Tout a commencé le 1er janvier : décret présidentiel nommant Melih Bulu recteur. Un fidèle d’Erdogan, membre de son parti et candidat aux élections de 2015. Un parachuté, qui n’a jamais travaillé dans cette université. Une ingérence. Un mépris des règles démocratiques de gouvernance établies par l’université pour le choix du recteur par ses pair·es.
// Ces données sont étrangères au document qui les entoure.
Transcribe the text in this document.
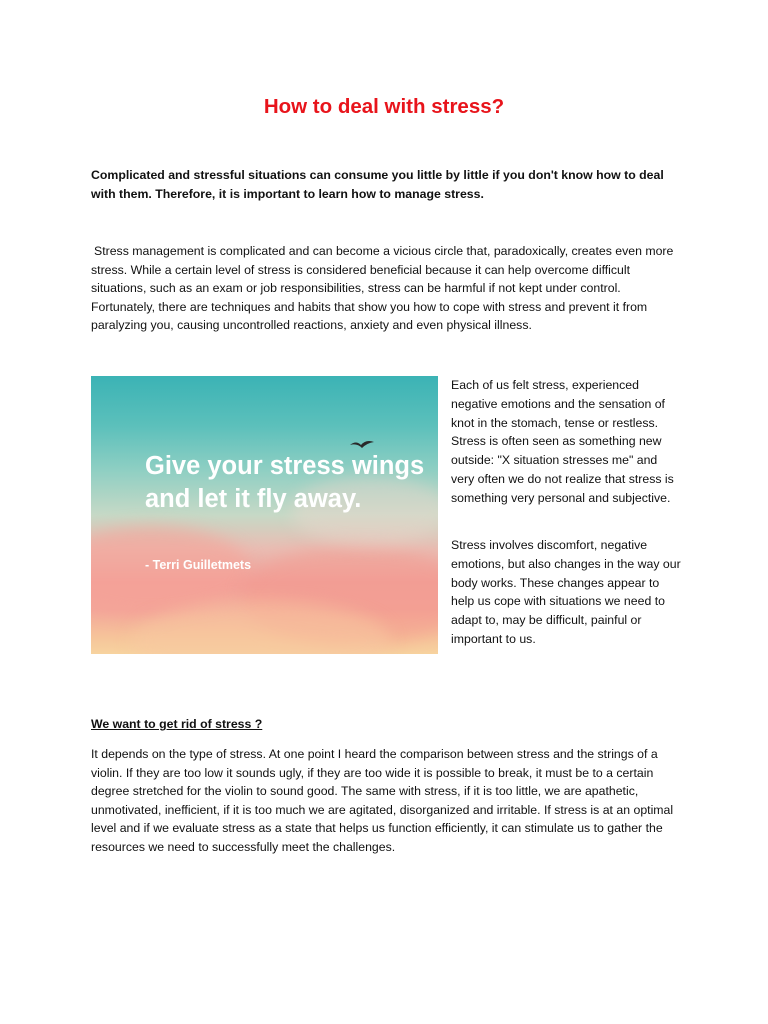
How to deal with stress?

Complicated and stressful situations can consume you little by little if you don't know how to deal with them. Therefore, it is important to learn how to manage stress.

Stress management is complicated and can become a vicious circle that, paradoxically, creates even more stress. While a certain level of stress is considered beneficial because it can help overcome difficult situations, such as an exam or job responsibilities, stress can be harmful if not kept under control. Fortunately, there are techniques and habits that show you how to cope with stress and prevent it from paralyzing you, causing uncontrolled reactions, anxiety and even physical illness.

Give your stress wings and let it fly away.

- Terri Guilletmets

Each of us felt stress, experienced negative emotions and the sensation of knot in the stomach, tense or restless. Stress is often seen as something new outside: "X situation stresses me" and very often we do not realize that stress is something very personal and subjective.

Stress involves discomfort, negative emotions, but also changes in the way our body works. These changes appear to help us cope with situations we need to adapt to, may be difficult, painful or important to us.

We want to get rid of stress ?

It depends on the type of stress. At one point I heard the comparison between stress and the strings of a violin. If they are too low it sounds ugly, if they are too wide it is possible to break, it must be to a certain degree stretched for the violin to sound good. The same with stress, if it is too little, we are apathetic, unmotivated, inefficient, if it is too much we are agitated, disorganized and irritable. If stress is at an optimal level and if we evaluate stress as a state that helps us function efficiently, it can stimulate us to gather the resources we need to successfully meet the challenges.
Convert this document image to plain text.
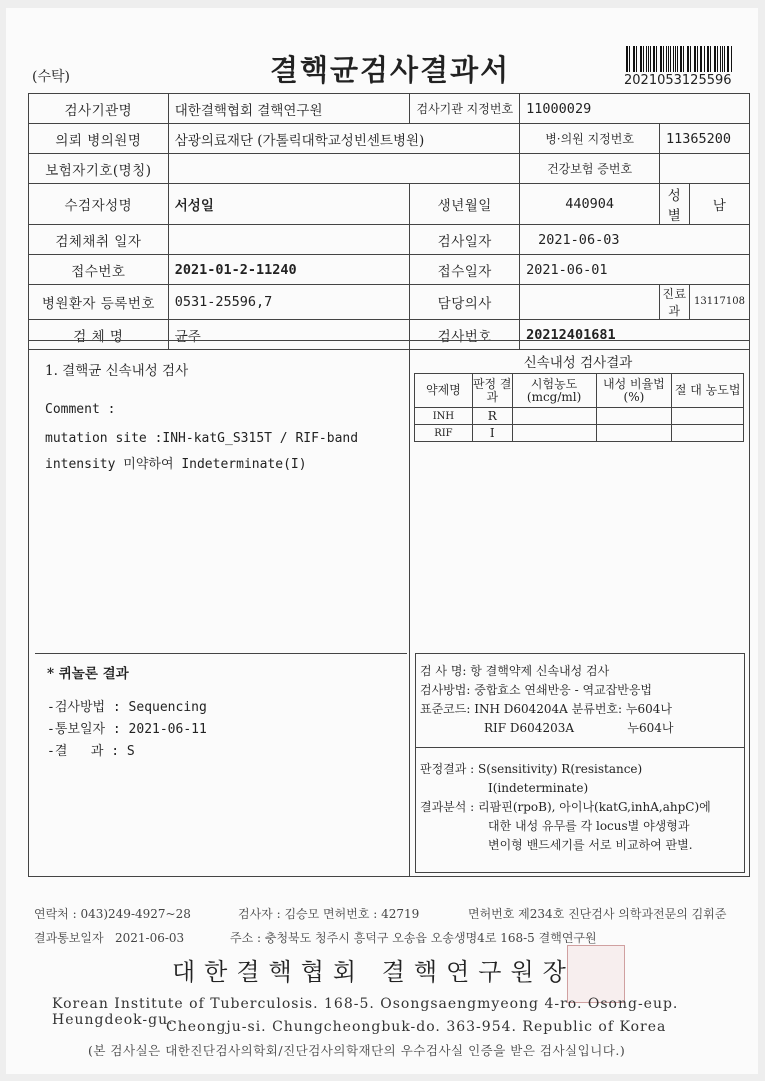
(수탁)	결핵균검사결과서	2021053125596
검사기관명	대한결핵협회 결핵연구원	검사기관 지정번호	11000029		
의뢰 병의원명	삼광의료재단 (가톨릭대학교성빈센트병원)		병·의원 지정번호	11365200	
보험자기호(명칭)			건강보험 증번호		
수검자성명	서성일	생년월일	440904	성별	남
검체채취 일자		검사일자	2021-06-03		
접수번호	2021-01-2-11240	접수일자	2021-06-01		
병원환자 등록번호	0531-25596,7	담당의사		진료과	13117108
검 체 명	균주	검사번호	20212401681		
1. 결핵균 신속내성 검사
Comment :
mutation site :INH-katG_S315T / RIF-band
intensity 미약하여 Indeterminate(I)
신속내성 검사결과
약제명	판정 결과	시험농도 (mcg/ml)	내성 비율법(%)	절 대 농도법
INH	R			
RIF	I			
* 퀴놀론 결과
-검사방법 : Sequencing
-통보일자 : 2021-06-11
-결   과 : S
검 사 명: 항 결핵약제 신속내성 검사
검사방법: 중합효소 연쇄반응 - 역교잡반응법
표준코드: INH D604204A 분류번호: 누604나
RIF D604203A              누604나
판정결과 : S(sensitivity) R(resistance)
I(indeterminate)
결과분석 : 리팜핀(rpoB), 아이나(katG,inhA,ahpC)에
대한 내성 유무를 각 locus별 야생형과
변이형 밴드세기를 서로 비교하여 판별.
연락처 : 043)249-4927~28	검사자 : 김승모 면허번호 : 42719	면허번호 제234호 진단검사 의학과전문의 김휘준
결과통보일자   2021-06-03	주소 : 충청북도 청주시 흥덕구 오송읍 오송생명4로 168-5 결핵연구원
대한결핵협회 결핵연구원장
Korean Institute of Tuberculosis. 168-5. Osongsaengmyeong 4-ro. Osong-eup. Heungdeok-gu.
Cheongju-si. Chungcheongbuk-do. 363-954. Republic of Korea
(본 검사실은 대한진단검사의학회/진단검사의학재단의 우수검사실 인증을 받은 검사실입니다.)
Melih Bulu est là pour soumettre ce lieu de savoir et de développement de l’esprit critique aux dictats de la politique réactionnaire de l’autocrate qui l’a nommé.
Il est rejeté unanimement : depuis sa nomination, il n’a trouvé personne qui accepte de devenir son second !
Après s’en être pris aux « universitaires pour la paix », aux fonctionnaires, aux journalistes, aux intellectuel·les et aux syndicalistes, Erdogan place maintenant ses pions à des postes-clés dans le but de contrôler les institutions, puisqu’il a échoué à maintenir éternellement en prison ses adversaires, libérés après de multiples procès. Nos collègues du syndicat Egitim Sen, membre de l’Internationale de l’Éducation et du Comité Syndical Européen de l’Éducation (CSEE), quand ils et elles venaient assister aux réunions internationales sans crainte de ne plus pouvoir rentrer au pays, avertissaient de cette stratégie de contrôle : déplacement d’office des universitaires démocrates qui, même innocentés par la justice, ne retrouvaient pas leur poste ; nominations arbitraires ; bataille idéologique. Voilà aujourd’hui la décrédibilisation des protestataires, ces « terroristes » et « ennemis des valeurs nationales », ces « forces obscures » aux desseins dangereux. Classique : vouer l’opposition à la vindicte publique et surtout médiatique.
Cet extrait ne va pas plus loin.